Search code examples
c++parsingparser-generator

parser generator that generates stand-alone C++ code


Is there a LALR parser generator that produces stand-alone C++ code? I am hoping that it would generate two files named something like "Parser.cpp" and "Parser.hpp," and the generated parser is implemented in a single class (that I can wrap in whatever namespace) that I can use for my parsing needs.

I want to use it for fun (i.e. small personal projects), and I'd like the output to be stand-alone (without any headers) so that I know I can compile it wherever I have a C++ compiler.

The search so far:

I've looked at flex/bison, but AFAIK they both require special headers and libraries. I've also looked at ANTLR a little bit, but it is not obvious to me that it can generate stand-alone C++ code. If someone can confirm that it can, then I might look more into it.


Solution

  • GOLD Parser (Bart Kiers mentioned the list on Wikipedia) has support for C and C++ languages. It does not generate a completely self-contained C/C++ source code file. All it does is the generation of Lexer/Parser tables which can be consumed by the "parsing engine".

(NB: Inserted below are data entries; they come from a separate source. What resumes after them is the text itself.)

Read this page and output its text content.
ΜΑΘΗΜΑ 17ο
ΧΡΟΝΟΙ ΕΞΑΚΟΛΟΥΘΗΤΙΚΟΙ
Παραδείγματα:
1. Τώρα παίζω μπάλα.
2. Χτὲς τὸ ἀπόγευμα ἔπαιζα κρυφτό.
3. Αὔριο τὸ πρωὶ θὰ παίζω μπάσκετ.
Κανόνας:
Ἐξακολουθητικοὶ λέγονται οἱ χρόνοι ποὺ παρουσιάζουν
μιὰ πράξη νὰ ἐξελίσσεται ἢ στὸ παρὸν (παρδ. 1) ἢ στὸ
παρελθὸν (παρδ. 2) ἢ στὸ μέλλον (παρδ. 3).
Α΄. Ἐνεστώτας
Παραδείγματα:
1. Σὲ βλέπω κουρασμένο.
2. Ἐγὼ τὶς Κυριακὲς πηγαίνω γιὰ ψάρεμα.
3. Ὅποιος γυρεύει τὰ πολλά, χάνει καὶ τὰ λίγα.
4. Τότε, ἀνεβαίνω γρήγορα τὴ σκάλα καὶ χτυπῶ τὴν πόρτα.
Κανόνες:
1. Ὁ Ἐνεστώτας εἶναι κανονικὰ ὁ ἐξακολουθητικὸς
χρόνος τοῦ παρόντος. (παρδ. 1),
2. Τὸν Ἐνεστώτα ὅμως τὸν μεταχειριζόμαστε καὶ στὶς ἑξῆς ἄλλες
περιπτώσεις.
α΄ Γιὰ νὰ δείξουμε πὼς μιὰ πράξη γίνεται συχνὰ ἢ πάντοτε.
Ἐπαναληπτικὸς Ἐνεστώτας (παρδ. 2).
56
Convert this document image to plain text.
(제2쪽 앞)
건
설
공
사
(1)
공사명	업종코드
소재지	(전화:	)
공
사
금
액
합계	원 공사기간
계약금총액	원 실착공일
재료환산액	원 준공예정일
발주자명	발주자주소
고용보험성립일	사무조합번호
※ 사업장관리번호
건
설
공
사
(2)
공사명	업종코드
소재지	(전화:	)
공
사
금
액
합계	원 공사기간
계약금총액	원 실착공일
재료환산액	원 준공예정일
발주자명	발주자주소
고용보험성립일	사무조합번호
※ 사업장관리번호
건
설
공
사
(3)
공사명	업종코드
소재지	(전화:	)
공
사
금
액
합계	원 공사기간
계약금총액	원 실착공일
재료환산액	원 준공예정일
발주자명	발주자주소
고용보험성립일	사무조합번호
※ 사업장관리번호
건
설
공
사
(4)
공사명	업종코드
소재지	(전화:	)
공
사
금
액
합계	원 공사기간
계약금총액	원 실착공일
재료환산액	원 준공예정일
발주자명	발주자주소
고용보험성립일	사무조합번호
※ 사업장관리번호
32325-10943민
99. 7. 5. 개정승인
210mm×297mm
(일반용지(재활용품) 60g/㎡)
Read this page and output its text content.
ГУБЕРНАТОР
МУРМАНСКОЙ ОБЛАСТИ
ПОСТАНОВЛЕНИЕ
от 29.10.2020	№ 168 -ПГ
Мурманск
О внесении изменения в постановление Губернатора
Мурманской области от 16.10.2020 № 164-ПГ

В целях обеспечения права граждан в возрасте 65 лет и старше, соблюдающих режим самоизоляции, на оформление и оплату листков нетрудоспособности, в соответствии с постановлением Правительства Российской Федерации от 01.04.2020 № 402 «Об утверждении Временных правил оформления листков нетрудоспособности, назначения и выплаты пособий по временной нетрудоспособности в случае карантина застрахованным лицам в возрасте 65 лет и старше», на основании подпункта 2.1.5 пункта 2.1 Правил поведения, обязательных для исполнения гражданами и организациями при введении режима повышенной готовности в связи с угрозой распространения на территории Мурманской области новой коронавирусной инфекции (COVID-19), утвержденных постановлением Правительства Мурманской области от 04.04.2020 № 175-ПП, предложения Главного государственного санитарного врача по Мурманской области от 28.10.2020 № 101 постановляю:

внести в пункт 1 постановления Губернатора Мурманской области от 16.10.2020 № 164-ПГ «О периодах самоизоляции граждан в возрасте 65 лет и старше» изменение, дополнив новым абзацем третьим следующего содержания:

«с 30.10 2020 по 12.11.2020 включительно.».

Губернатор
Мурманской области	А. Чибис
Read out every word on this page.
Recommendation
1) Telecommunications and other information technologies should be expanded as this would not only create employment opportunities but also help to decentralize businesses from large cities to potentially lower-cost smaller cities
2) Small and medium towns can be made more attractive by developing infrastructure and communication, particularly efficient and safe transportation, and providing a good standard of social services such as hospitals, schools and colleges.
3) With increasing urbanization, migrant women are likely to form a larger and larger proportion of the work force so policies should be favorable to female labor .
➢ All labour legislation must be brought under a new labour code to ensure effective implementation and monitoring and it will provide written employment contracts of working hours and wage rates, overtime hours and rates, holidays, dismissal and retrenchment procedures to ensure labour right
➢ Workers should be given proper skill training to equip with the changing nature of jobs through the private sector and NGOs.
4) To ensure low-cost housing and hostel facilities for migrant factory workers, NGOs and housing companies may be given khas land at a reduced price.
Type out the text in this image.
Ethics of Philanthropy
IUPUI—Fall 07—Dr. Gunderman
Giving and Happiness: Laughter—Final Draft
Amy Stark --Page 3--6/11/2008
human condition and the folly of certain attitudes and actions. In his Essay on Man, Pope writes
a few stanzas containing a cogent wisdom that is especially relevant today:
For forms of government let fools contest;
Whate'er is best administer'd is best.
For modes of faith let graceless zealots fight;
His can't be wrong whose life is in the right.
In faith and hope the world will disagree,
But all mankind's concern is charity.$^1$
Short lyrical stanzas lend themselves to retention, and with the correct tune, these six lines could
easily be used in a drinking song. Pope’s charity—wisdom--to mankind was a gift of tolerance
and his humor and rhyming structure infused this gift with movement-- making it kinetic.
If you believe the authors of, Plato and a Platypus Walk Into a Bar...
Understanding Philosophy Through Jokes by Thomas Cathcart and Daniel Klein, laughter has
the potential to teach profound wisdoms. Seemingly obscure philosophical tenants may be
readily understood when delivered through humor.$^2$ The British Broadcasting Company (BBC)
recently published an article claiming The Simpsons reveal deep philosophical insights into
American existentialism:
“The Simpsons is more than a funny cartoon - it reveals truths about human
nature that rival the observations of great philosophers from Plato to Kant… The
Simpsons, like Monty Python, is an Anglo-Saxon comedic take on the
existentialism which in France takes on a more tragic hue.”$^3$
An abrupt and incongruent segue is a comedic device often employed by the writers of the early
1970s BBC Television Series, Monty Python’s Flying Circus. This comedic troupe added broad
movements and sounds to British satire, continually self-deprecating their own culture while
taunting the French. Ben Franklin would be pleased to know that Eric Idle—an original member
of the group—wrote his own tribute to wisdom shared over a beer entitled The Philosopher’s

    To accomplish your task (or something similar) I did the following:

    1. Prepare your LALR grammar in Gold's format

    2. Generate parsing tables (one binary file)

    3. Use an old trick to convert the binary file into a header file like

      unsigned char ParseTable[] = { ... };

    4. Modify the loader from the "parsing engine" sources (or use the C version which supports in-memory loading, as I remember)

    5. Combine the sources for the GPEngine (if it is a C++ version) into the .h/.cpp pair.

    6. Append the ParseTable to .cpp

    Sure, it's not that straightforward, but all the steps can in principle be done within a single "combine" script which can be used with a number of grammars.

    I guess the major drawback is the fact that GOLD is closed-source and windows-only (it means that to produce the parsing tables you have to use Windows machine).